AMLAPURA, BALI EXPRESS - Perajin klangsah atau anyaman dari daun kelapa di Desa Bugbug, Karangasem, kebanjiran pesanan. Memasuki banyaknya rangkaian upacara yang berlangsung di sejumlah tempat, pesanan klangsah melonjak. Para perajin sibuk menyelesaikan pesanan hingga 50-100 klangsah tiap harinya.
Upacara ngaben maupun upacara pernikahan jadi berkah bagi para perajin klangsah di desa setempat. Sebab, saat momen-momen itu, pesanan bisa mencapai ratusan klangsah. Pembelinya bukan hanya warga Karangasem saja. Permintaan datang dari sejumlah wilayah seperti Denpasar, Badung, Gianyar, bahkan Klungkung.
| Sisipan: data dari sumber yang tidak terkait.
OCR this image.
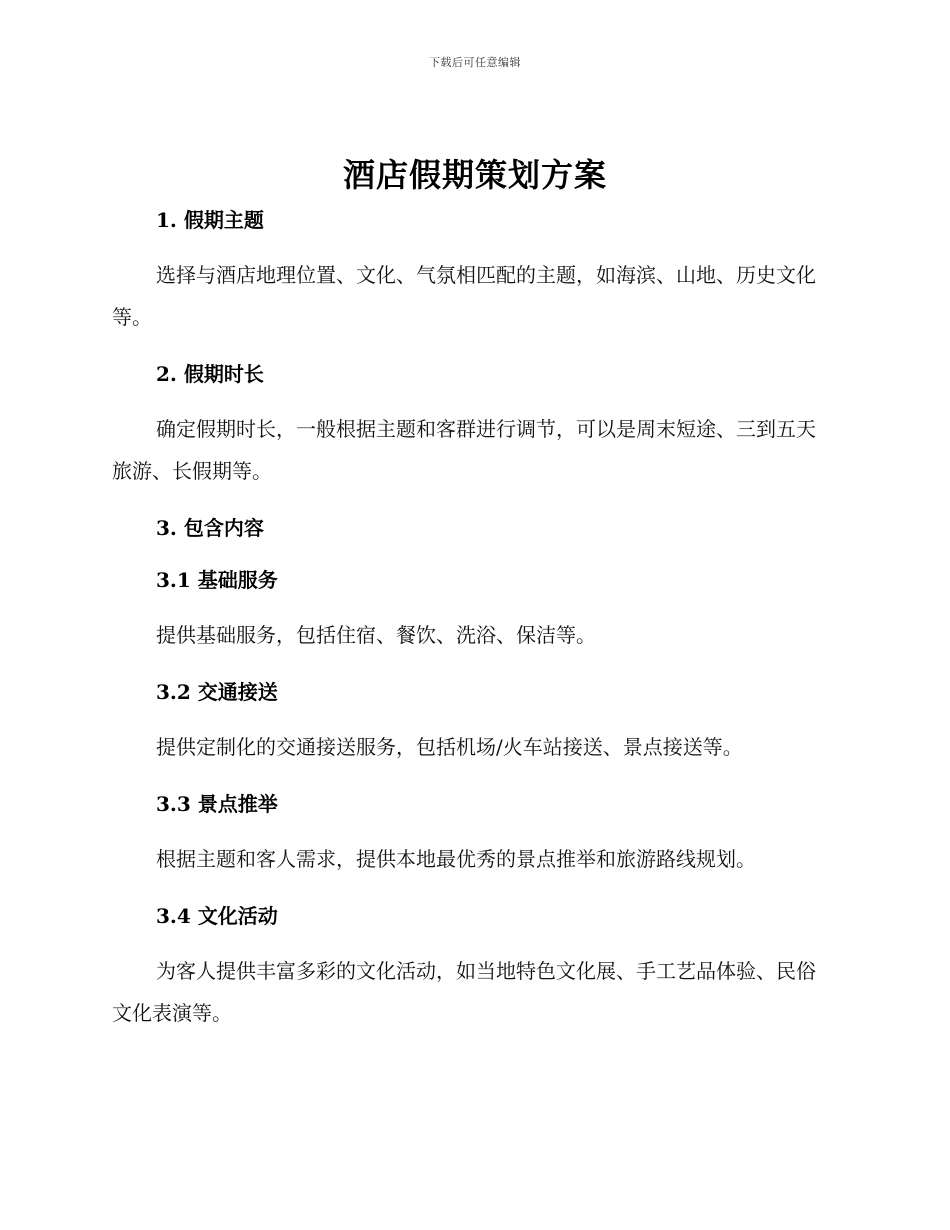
下载后可任意编辑
酒店假期策划方案

1. 假期主题

选择与酒店地理位置、文化、气氛相匹配的主题，如海滨、山地、历史文化等。

2. 假期时长

确定假期时长，一般根据主题和客群进行调节，可以是周末短途、三到五天旅游、长假期等。

3. 包含内容

3.1 基础服务

提供基础服务，包括住宿、餐饮、洗浴、保洁等。

3.2 交通接送

提供定制化的交通接送服务，包括机场/火车站接送、景点接送等。

3.3 景点推举

根据主题和客人需求，提供本地最优秀的景点推举和旅游路线规划。

3.4 文化活动

为客人提供丰富多彩的文化活动，如当地特色文化展、手工艺品体验、民俗文化表演等。
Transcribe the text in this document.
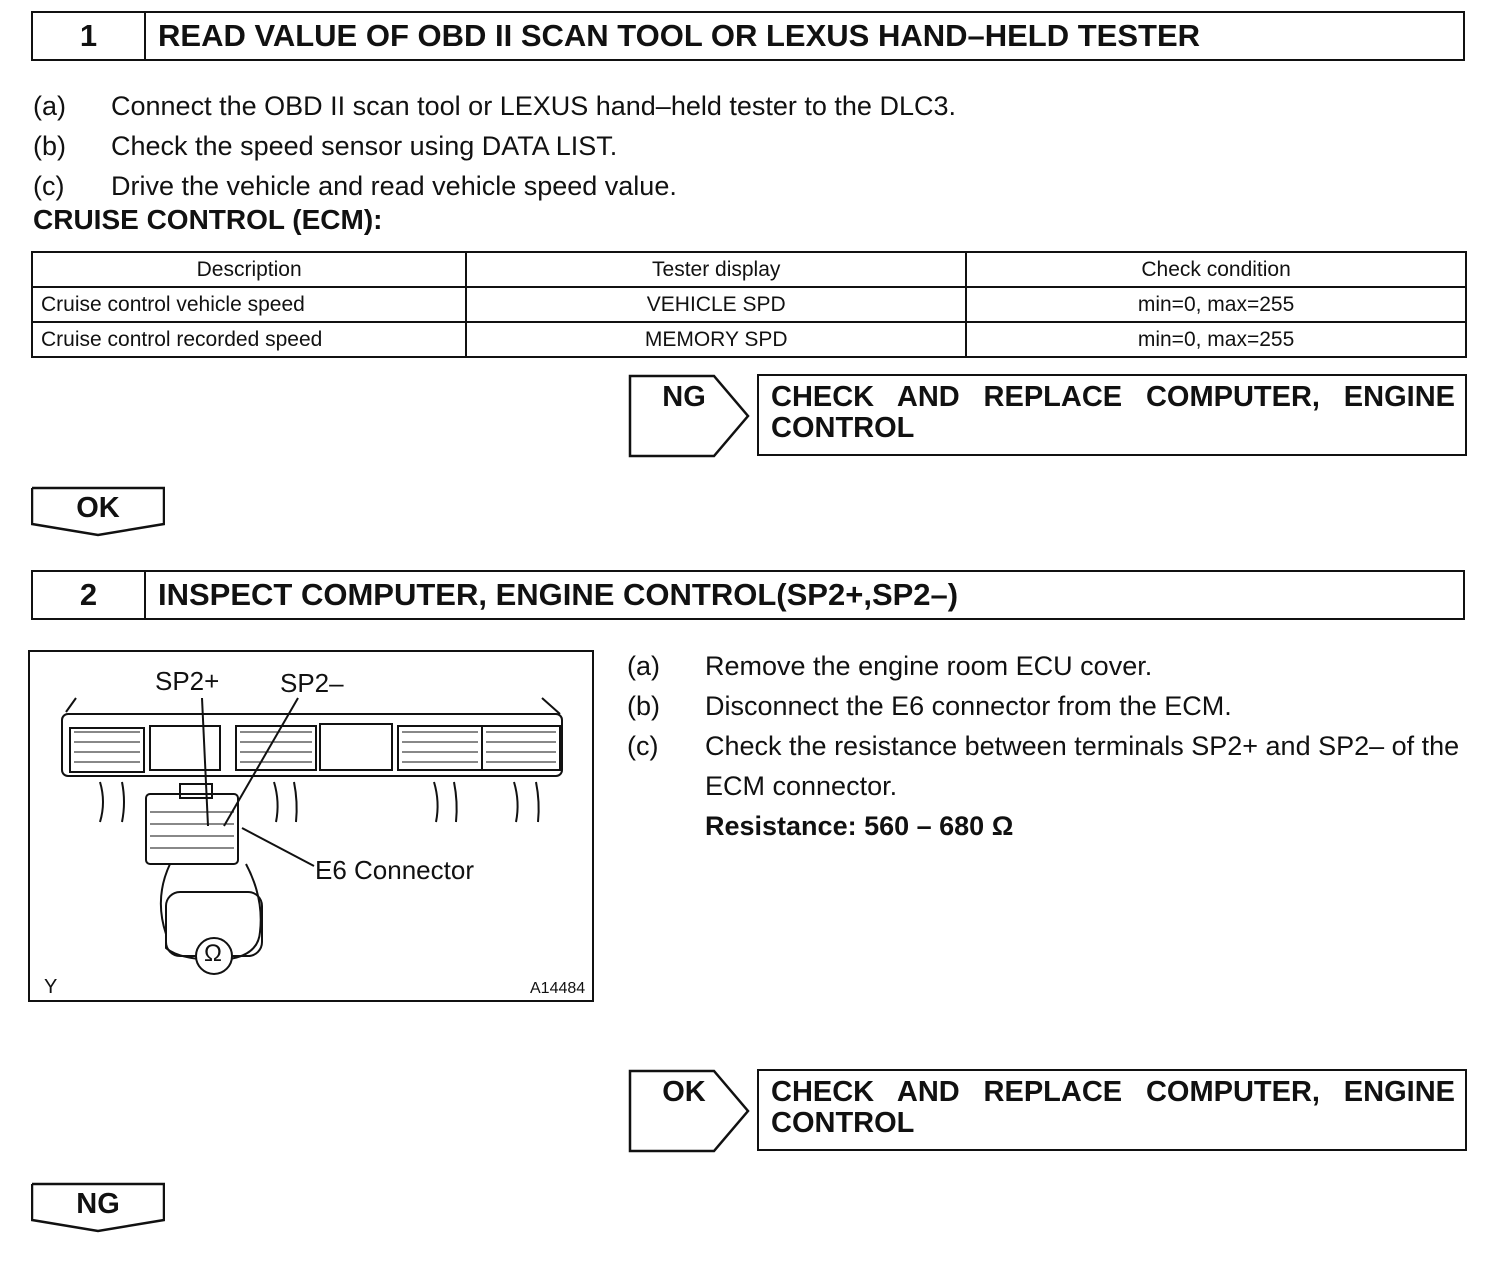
1	READ VALUE OF OBD II SCAN TOOL OR LEXUS HAND–HELD TESTER
(a)	Connect the OBD II scan tool or LEXUS hand–held tester to the DLC3.
(b)	Check the speed sensor using DATA LIST.
(c)	Drive the vehicle and read vehicle speed value.
CRUISE CONTROL (ECM):
Description	Tester display	Check condition
Cruise control vehicle speed	VEHICLE SPD	min=0, max=255
Cruise control recorded speed	MEMORY SPD	min=0, max=255
NG	CHECK AND REPLACE COMPUTER, ENGINE CONTROL
OK
2	INSPECT COMPUTER, ENGINE CONTROL(SP2+,SP2–)
SP2+ SP2–
E6 Connector
Ω
Y	A14484
(a)	Remove the engine room ECU cover.
(b)	Disconnect the E6 connector from the ECM.
(c)	Check the resistance between terminals SP2+ and SP2– of the ECM connector.
Resistance: 560 – 680 Ω
OK	CHECK AND REPLACE COMPUTER, ENGINE CONTROL
NG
Salah seorang perajin, Luh Kadek Susi mengatakan, jumlah pesanan klangsah tidak menentu, tergantung permintaan. Pemesannya kebanyakan para pengusaha dekorasi. Ada pula warga desa yang akan gelar upacara. "Jadi sekitar 30-50 klangsah pasti dibeli," katanya, Selasa (16/11).
Satu klangsah dihargai Rp 12 ribu. Tentu para pembeli masih bisa tawar-menawar. Terutama jika sudah membeli dalam jumlah banyak. Dia mengaku pesanan akan membludak jelang hari raya maupun hari-hari baik menggelar upacara.
Karena itu, sejumlah remaja juga ikut dipekerjakan mumpung waktu belajar di sekolah dapat disesuaikan. Kesibukan menganyam juga terlihat di tempat usaha klangsah milik Karang Rigis di Banjar Samuh, Desa Bugbug, Kecamatan Karangasem.
Ada belasan orang dipekerjakan untuk menganyam klangsah. Untuk bahan baku diakui oleh para pekerja sangat melimpah karena banyak pohon kelapa di dusun setempat.
Perajin di sana mampu memenuhi pesanan hingga 100 klangsah dalam beberapa hari. Jika pekerjanya belasan orang, klangsah yang selesai bisa melebihi jumlah tersebut. Jika tenaga terbatas, satu orang bisa selesai menganyam 10 klangsah sehari.